Another thing to look at is Apache's fullstatus, see if you can find out what particular request is causing the memory leak. Get the PIDs on your suspected processes and run an strace on them.
Solution 2:
Friday @ exactly 11pm? Does that correspond to a backup time? Does your system have the I/O available to serve processes and backups at that time? Does you trending software also trend # procs or even apache scoreboard, how about disk I/O?
The first thing I would do would be to calculate how much mem each proc takes, then set a reasonable limit for MaxRequests in apache so that $procmem * $procs cannot exceed available ram. I suspect your instance needs to be rebooted because OOM kicks off a witch hunt that is likely (often) not very fruitful.
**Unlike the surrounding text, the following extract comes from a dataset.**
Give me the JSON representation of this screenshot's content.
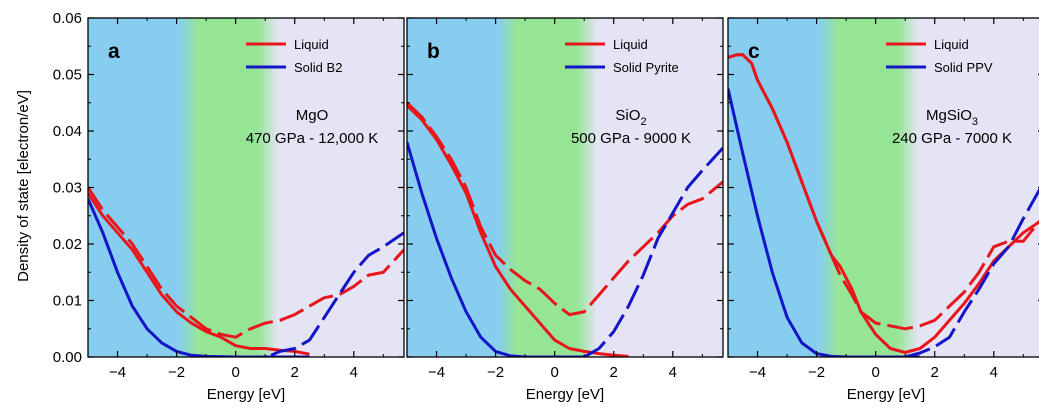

You need to ensure your box can handle these heavy times by staying within its bounds and not go to swap and certainly not OOM. This is harder if you have cronjobs going, and extremely difficult if said cronjobs unilatterally run without making sure it's safe to run (i.e. the every 5 minute script fails to check if the last 5min one is still running).
Now that you've ensured that even if things go wildy wrong, you won't need to reboot your box, things will start going a lot better for you. You'll be able to login during these heavy times and get a good idea of what's going on using top, dstat, free -m, iostat, etc.
Matt's method may be worth trying, but should only be used as a tool for troubleshooting, I do not recommend keeping it that way because it will make the overall problem much harder to find the next time you're looking for it. That said, it will only really tease out issues with apache/modules and not anything in your code. I think you'll agree the chances are good it's not some sort of memory leak in apache module (assuming you're using a reputable distro).